My reflection is anchored on “What were they thinking?” as these events unraveled. At one point in our lives, we can be the characters acting in this miraculous comedy.

We can be the victim … helpless, in dire need, having a severe problem – a health problem, an emotional problem, a family problem, a financial catastrophe … all sorts of problem! It is in this context that at first glance we want to be healed outright, forgetting that  the main essence is that  Jesus knew that the main need of every sinner is not to get our health or emotional or financial or whatever problems solved. Those problems should drive us to seek God. Clearly, sometimes we cannot do that alone and we need the help of friends. When we do that, it becomes clear that our main problem is our alienation from Him due to our sins.  Thus, forgiveness of sins is our main need. That’s why when the victim was placed in front of Jesus, He did not heal him but instead told him that his sins are forgiven.
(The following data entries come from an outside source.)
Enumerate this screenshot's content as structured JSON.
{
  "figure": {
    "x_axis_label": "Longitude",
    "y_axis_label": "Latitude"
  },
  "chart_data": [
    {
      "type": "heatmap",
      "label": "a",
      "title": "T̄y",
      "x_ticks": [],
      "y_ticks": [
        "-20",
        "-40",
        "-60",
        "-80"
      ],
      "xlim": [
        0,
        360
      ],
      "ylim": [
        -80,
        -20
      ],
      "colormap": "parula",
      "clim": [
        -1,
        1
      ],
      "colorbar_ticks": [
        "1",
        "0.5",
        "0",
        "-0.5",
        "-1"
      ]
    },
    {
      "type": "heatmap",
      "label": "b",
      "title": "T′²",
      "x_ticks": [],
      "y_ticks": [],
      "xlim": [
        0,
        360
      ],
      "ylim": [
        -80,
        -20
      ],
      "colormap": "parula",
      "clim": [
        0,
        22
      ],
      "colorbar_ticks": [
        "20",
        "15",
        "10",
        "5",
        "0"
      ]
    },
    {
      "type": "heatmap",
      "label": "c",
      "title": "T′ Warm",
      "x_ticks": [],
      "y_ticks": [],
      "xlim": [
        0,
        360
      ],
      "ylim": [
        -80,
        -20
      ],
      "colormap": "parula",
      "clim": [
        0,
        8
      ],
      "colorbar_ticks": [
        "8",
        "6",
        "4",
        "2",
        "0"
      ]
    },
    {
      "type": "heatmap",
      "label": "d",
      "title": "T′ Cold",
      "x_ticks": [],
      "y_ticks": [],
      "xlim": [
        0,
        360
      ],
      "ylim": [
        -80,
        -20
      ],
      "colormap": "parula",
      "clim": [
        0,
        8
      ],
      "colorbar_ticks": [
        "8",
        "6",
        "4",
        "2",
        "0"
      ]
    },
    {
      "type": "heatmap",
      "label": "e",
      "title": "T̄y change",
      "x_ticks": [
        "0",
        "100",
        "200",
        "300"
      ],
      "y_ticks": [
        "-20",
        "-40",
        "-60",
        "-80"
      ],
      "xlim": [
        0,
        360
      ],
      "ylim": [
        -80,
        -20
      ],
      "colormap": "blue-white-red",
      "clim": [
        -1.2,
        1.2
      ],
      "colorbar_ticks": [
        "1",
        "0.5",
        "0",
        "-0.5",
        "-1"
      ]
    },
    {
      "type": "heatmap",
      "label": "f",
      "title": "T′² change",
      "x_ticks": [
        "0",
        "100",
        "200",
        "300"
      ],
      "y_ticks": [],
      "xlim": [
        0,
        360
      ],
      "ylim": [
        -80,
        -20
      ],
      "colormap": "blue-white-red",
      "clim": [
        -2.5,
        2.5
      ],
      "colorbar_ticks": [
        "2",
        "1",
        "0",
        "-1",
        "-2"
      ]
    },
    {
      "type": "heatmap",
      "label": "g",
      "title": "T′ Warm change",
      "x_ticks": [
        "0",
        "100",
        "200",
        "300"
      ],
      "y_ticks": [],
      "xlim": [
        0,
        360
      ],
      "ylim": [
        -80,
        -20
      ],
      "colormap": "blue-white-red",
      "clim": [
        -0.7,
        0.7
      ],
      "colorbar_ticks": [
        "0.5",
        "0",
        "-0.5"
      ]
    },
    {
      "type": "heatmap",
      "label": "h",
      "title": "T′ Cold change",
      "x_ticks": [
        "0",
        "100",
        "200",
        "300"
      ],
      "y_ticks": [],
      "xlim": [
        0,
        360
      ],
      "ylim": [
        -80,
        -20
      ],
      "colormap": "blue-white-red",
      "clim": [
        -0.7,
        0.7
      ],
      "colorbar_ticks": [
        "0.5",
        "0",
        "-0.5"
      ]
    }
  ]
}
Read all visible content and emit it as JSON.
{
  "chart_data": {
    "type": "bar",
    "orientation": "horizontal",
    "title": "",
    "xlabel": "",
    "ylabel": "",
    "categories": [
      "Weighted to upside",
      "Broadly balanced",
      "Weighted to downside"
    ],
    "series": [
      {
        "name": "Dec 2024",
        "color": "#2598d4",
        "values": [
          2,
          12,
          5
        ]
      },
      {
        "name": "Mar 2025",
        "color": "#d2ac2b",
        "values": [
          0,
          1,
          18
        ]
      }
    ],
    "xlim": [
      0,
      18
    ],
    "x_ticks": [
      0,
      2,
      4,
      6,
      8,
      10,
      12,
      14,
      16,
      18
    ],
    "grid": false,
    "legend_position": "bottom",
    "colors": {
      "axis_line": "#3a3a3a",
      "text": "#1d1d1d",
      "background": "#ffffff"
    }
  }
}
Of course, that also meant forgiving him and his friends for disrupting the lecture.

We can be one of the friends who were motivated more by their friend’s physical need than they were by his spiritual need.  But their actions in getting around this crowd, by letting the paralytic down through the roof is a great illustration of how we should do all we can to bring our needy friends to Jesus.

The qualities pictured in their actions show us how Christians should behave when their friends are in need. They showed us creativity – “where there’s a will, there’s a way,” or just simply “thinking outside the box”; a sense of urgency –  they knew that they their friend needed help, or else they could have just waited until the lecture;  sacrifice – If you want to reach people for Christ, you may have to sacrifice some material things and comfort, and in this sense, a nice roof; persistence – a team effort  – the word team has no letter “I” but jumble it a little bit and it has “me”  because it’s great when several people work together in bringing a common friend to the Lord; and compassion – they are those who recognize Jesus’ power and authority and who seek to share Him with others, often at great personal effort and sacrifice.

We can be the Pharisees and teachers of the law — skeptical, resistant, judgmental, self-centered. We don’t care. We know that we are right and we have the power all the time, and at times sermon-critics who may listen to the teaching of the Bible, but with minds already made up, just waiting for some pretext for our unbelief and rejection.

We can be the homeowners — accommodating, warm, hospitable yet passive and oftentimes always questioning: “Who are these people?” “Who will pay for the roof?” “Who is going to shoulder the food?” “How am I going to clean the house?” And all the “What?” In short, the half-hearted nominal Christians whose take on Christianity is a sort of an association for convenience but really has no deeper understanding of the faith….Or maybe the  gracious homeowners who welcome everybody and make their homes open to all in need.

The question now is what character are we? Not … who fixed the roof afterwards?

In essence, the text today reminds us that in our daily lives we are guided by what the characters portray in the comedy scene which conveys life in a humorous way. Often there are various and contrasting reactions and thoughts to an event. The victim and his friends  felt  great joy but, in spite of the miracle, the Lawyers and Teachers  left that day even more critical. Because of their pride and critical spirit, the Pharisees went away empty.  On the other hand, because they were needy and came in faith, the four men and their friend went away rejoicing with the friend’s sins forgiven and his body healed.

If we come to church as a proud skeptic, watching for something we don’t agree with to seize upon, we’ll find it.  We’ll go away convinced that we’re right and that the preacher has nothing to offer us.  But if we will come to the fellowship as a needy in soul as this paralytic was in soul and body, believing that Jesus truly can forgive our sins and reconcile us to the holy God, we will go home forgiven, rejoicing and glorifying God.

May the Good Lord forgive us of our sins, and  may we go home fulfilled, always rejoicing. To God be the Glory! Amen.